The very first time I sat at the bedside of a military veteran with Lou Gehrig’s Disease, or Amyotrophic Lateral Sclerosis (ALS), it gave me a frightening glimpse into the sobering frailty of the human condition.
This painstakingly life-draining affliction slowly paralyzes the limbs, vocal chords, lungs and other essential bodily functions. It can render its victim completely helpless for months or even years before mercifully ending his or her life.
Although research has not been able to pinpoint the precise reason that military veterans are at such a higher risk for ALS, because the correlation exists, in 2008, VA took a step in the right direction by establishing presumptive benefits for veterans afflicted with the condition.
Despite ALS being a claimable, service-connected condition for the last ten years, for the thousands of veterans whose quality of life hinges on access to monetary and clinical resources delivered through the Department of Veterans Affairs (VA) claims adjudication process, the good news unfortunately ends there.
Although many were appalled at the publication of a Nov. 18, VA Office of Inspector General report entitled “Accuracy of Claims Involving Service-Connected Amyotrophic Lateral Sclerosis,” which found that VA staff made significant errors in a high percentage of ALS claims, VA’s inability to competently address the needs of many of our most disabled veterans with complex disabilities, such as ALS, has been going on for many years.
Attention to getting these claims right must remain atop Congress’ priority list as we transition toward the near year. Simply put: we can and we must do better.
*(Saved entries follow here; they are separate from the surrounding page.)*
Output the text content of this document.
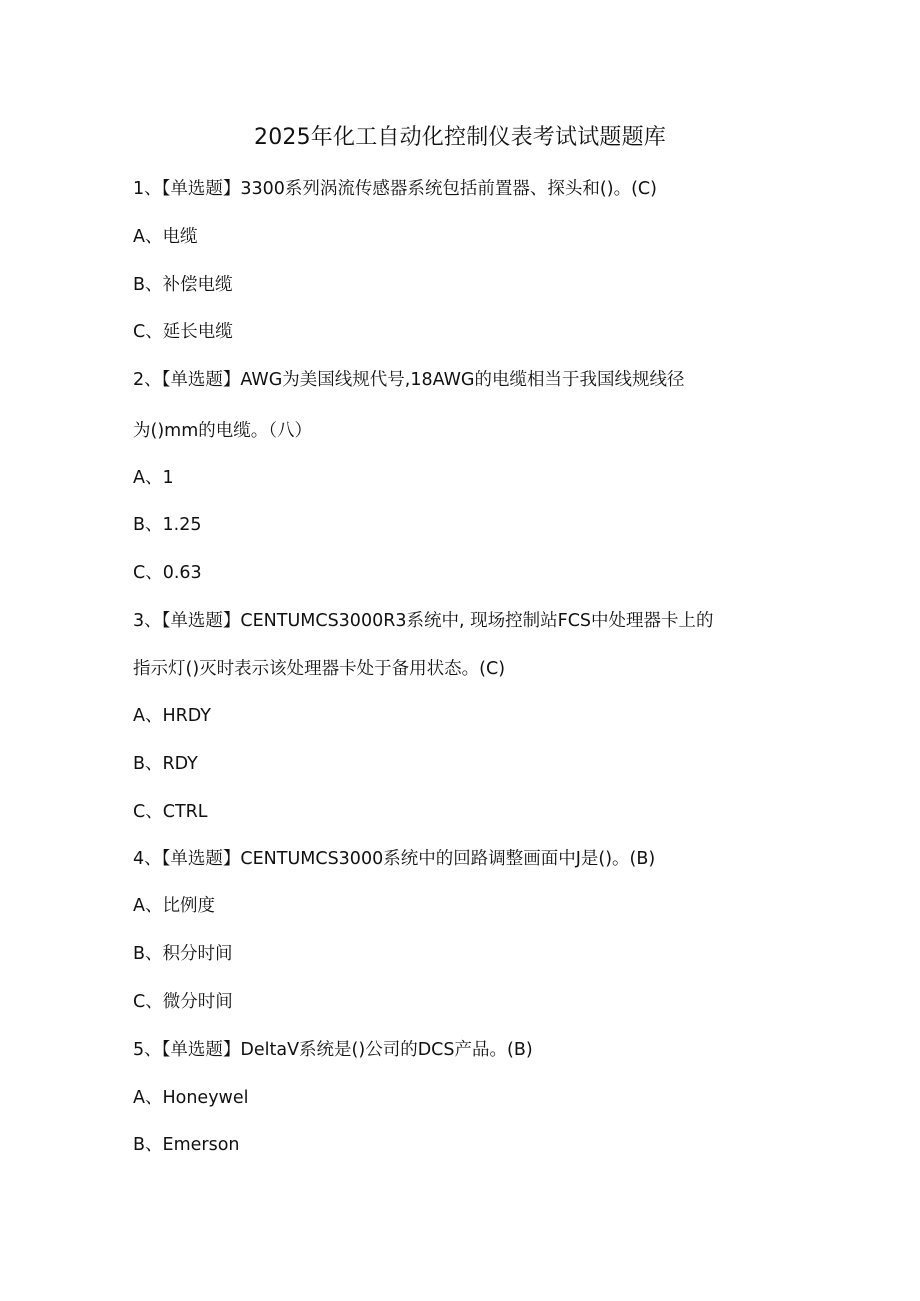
2025年化工自动化控制仪表考试试题题库
1、【单选题】3300系列涡流传感器系统包括前置器、探头和()。(C)
A、电缆
B、补偿电缆
C、延长电缆
2、【单选题】AWG为美国线规代号,18AWG的电缆相当于我国线规线径
为()mm的电缆。（八）
A、1
B、1.25
C、0.63
3、【单选题】CENTUMCS3000R3系统中, 现场控制站FCS中处理器卡上的
指示灯()灭时表示该处理器卡处于备用状态。(C)
A、HRDY
B、RDY
C、CTRL
4、【单选题】CENTUMCS3000系统中的回路调整画面中J是()。(B)
A、比例度
B、积分时间
C、微分时间
5、【单选题】DeltaV系统是()公司的DCS产品。(B)
A、Honeywel
B、Emerson
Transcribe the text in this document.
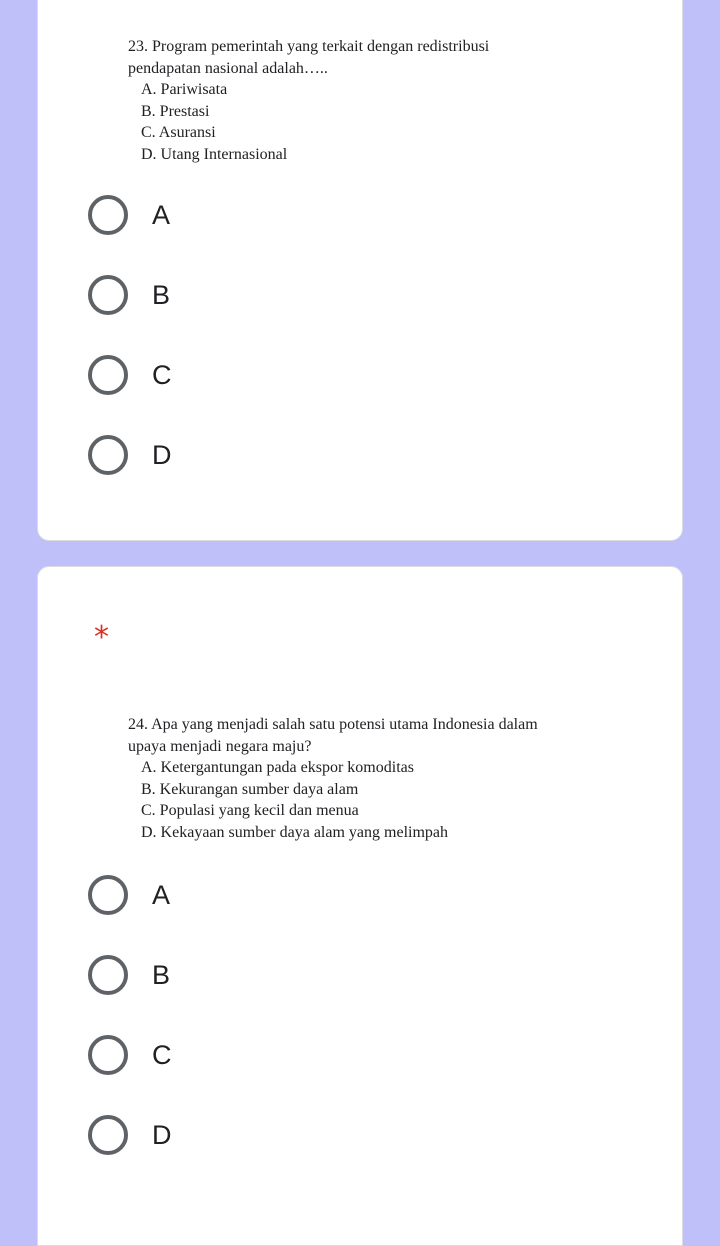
23. Program pemerintah yang terkait dengan redistribusi
pendapatan nasional adalah…..
A. Pariwisata
B. Prestasi
C. Asuransi
D. Utang Internasional
A
B
C
D
*
24. Apa yang menjadi salah satu potensi utama Indonesia dalam
upaya menjadi negara maju?
A. Ketergantungan pada ekspor komoditas
B. Kekurangan sumber daya alam
C. Populasi yang kecil dan menua
D. Kekayaan sumber daya alam yang melimpah
A
B
C
D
Five years ago, when asked by Rep. Jon Runyan (R-N.J.), then-chairman of the House Veterans Affairs Subcommittee on Disability Assistance and Memorial Affairs, to speak on complex VA disability claims during a Dec. 4, 2013 hearing, I used the opportunity to speak up for one particular San Diego-area veteran with ALS.
A decision on his disability claim had been delayed because he needed to submit to a Compensation and Pension exam in order for the assigned VA rating specialist to determine the extent of his need for attendant care. VA continued to insist on the examination, despite the fact that VA’s “veteran-friendly” adjudication procedures permit the submission of non-medical evidence, such as statements from family and caregivers describing the condition and despite the fact the veteran was in hospice at the time and would likely die before his claim could be decided — which is exactly what happened.
To add insult to injury, every similar anecdote I would hear was a new data point on a growing trend line where ALS cases were concerned. I made it my mission to ensure that those with the power to fix it would hear these stories and feel compelled by their humanity to do so.
However, any hope that I and other vocal advocates had in fixing the VA claims adjudication process for veterans with ALS has, thus far, apparently proven to be a delusion of adequacy.
Fast forward almost five years to the date of that hearing and the publication of the most recent VA OIG report and, unfortunately, very little progress was made.
As noted above, the report revealed that a high percentage of ALS claims had significant errors. Specifically, that almost half of all ALS veterans’ cases completed during a six-month period had erroneous decisions, many involving improper and underpayments.
In other words, some of the most vulnerable veterans in the country are being unnecessarily subjected to extreme financial hardship and the problem is hiding in plain sight.
What may not be obvious to those who are lucky enough not to suffer from ALS, is the downstream effects these errors have: limits on access to life-sustaining prosthetics and adaptive equipment; additional undue burdens on caregivers; missed opportunities to enjoy some semblance of good quality of life; and the wrongful delayed receipt or denial of benefits to dependents and survivors once the veteran dies from the disease.
Unless and until the VA rating specialists, lane coaches, decision review officers and others who adjudicate ALS claims are deliberate in the collective aim to do better, caring for those “who have borne the battle” and their families will be nothing more than tired rhetoric that all too often serves as a poor substitute for action.
A mistake repeated more than once is a decision and no truer words apply in this case. The improper adjudication of claims that involve this deadly, fast moving disease is unacceptable. This is precisely why new rules were implemented in 2008 and 2012 that were supposed to make the adjudication of ALS claims easier, faster and more accurate.
On balance, many veterans with ALS have been well served by diligent, competent VA claims rating specialists who had properly applied the new standards. But it appears the systemwide adherence to an imperfect process has overtaken the pursuit of accurate and timely decisions for far too long and in far too many cases, according to the OIG report.
For many veterans, the award of service-connected compensation for complex disabilities like ALS is literally a matter of life and death. It is time for meaningful action on the part of decision makers in the Department of Veterans Affairs that reflects such urgency.